His second book is called At Night all Blood is Black. This is tells a story of Alfa Ndiaye, a Senegalese tirailleur (infantryman) and the main narrator of the novel (he uses the first-person pronoun ‘I’ in most of the text). He is fighting on France’s side – and on French soil – during World War I. The novel starts with the narration of a traumatic event that the African soldier has witnessed: the long and painful death of his best friend, Mademba Diop. The traumatic event directs Alfa’s vengeance that could also be perceived as self-punishment. He kills German soldiers in a similar way, reproducing and repeating the traumatic scene. He then cuts one of their hands off and keeps it with him. This results in Alfa being sent to a psychiatric hospital where doctors attempt to cure him. It deals with the concepts of war neurosis and shell shock that appeared then (what is now referred to as post-traumatic stress disorder). The form of the novel associates elements of an inner monologue as well as a testimony. This allows the reader to see, through the perspective of a colonial subject, the horrors of war.

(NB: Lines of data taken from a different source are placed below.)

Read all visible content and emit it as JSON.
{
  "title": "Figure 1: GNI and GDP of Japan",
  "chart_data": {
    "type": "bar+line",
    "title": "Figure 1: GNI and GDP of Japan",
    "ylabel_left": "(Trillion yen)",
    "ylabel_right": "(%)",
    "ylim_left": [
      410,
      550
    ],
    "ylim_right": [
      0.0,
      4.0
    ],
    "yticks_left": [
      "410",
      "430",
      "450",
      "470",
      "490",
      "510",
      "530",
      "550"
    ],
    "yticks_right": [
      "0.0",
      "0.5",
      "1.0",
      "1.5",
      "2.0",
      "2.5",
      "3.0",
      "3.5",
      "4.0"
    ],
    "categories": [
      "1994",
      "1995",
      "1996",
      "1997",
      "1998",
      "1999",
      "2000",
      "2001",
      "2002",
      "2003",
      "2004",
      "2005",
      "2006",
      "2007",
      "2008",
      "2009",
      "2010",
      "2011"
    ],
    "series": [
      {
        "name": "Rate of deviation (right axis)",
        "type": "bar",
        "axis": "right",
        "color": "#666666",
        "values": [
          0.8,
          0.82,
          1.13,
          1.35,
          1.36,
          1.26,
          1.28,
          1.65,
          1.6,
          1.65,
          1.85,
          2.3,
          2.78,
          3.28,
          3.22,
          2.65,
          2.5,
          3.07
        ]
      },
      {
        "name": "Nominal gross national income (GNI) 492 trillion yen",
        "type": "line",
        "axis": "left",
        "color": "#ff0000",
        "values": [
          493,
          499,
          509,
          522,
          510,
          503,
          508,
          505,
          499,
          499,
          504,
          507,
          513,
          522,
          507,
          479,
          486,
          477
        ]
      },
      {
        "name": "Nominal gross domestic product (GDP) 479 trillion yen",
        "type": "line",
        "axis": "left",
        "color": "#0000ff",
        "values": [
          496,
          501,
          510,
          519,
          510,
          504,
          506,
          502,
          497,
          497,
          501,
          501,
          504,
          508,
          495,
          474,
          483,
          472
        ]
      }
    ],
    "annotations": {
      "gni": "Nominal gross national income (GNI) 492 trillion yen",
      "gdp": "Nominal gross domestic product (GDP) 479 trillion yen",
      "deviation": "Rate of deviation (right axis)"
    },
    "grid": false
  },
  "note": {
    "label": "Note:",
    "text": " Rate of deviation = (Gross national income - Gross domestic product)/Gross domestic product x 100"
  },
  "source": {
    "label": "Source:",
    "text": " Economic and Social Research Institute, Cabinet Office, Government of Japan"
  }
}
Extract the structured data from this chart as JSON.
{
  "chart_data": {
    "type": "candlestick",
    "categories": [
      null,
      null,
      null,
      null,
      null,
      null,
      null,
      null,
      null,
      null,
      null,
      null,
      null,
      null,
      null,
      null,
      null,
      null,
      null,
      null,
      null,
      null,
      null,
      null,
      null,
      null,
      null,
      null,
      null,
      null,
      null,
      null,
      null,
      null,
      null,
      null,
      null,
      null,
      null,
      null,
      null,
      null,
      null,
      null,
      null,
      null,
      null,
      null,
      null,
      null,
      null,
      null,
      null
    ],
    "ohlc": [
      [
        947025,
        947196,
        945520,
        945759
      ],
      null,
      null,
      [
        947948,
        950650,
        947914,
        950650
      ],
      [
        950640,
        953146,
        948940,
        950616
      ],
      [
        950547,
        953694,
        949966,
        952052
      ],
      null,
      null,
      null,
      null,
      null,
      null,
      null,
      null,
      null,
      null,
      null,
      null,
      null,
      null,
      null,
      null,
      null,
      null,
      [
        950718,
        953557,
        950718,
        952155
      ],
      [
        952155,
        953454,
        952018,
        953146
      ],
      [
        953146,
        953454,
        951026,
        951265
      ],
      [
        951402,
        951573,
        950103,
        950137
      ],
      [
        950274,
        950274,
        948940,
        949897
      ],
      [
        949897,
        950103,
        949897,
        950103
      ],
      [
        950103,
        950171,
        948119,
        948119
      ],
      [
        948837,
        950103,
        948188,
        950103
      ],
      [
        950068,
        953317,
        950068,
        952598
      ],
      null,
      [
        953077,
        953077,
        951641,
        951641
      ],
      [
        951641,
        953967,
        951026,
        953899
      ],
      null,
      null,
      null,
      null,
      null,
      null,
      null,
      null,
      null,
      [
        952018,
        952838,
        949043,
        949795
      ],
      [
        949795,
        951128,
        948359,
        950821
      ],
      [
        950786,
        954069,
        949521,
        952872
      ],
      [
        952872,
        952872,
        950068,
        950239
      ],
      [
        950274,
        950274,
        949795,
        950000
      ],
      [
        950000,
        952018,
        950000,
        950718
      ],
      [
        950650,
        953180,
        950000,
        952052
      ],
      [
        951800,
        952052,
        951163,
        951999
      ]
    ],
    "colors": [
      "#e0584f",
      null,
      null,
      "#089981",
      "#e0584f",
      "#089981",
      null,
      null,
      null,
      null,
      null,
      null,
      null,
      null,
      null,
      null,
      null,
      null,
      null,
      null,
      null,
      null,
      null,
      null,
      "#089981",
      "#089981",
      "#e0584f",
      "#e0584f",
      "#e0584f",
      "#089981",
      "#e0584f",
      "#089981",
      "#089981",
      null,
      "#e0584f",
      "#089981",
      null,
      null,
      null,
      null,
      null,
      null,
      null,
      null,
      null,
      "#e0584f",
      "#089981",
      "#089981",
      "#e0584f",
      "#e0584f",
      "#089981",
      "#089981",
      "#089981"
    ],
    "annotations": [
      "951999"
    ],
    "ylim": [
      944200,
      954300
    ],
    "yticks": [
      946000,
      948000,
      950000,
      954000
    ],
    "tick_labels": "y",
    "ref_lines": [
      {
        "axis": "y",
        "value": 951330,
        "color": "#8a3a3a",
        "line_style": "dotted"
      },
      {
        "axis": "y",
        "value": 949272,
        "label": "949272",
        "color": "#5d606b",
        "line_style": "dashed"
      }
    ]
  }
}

This book won the Booker prize in 2021. Before we get to that it’s good to see why this book matters. It initially addresses the issue of France colonizing the Senegalese troops for the war.  The involvement of African soldiers during the two World Wars is rarely taught in French schools or discussed in the public sphere. The violence exercised during recruitment in French West Africa, their marginalization from other troops re not voiced out in any form of teaching either. With this book Diop has managed to break through this stereotypes associated with Senegalese troops.

The Booker Prize is a massive win for this book. This is because the book exposes a specifically French history that is connected to France’s colonial endeavors. And even though the novel focuses on France, it connects to other histories as it indirectly points to the fact that other European colonial powers also resorted to using colonial troops during wars and erased their role in subsequent commemorations.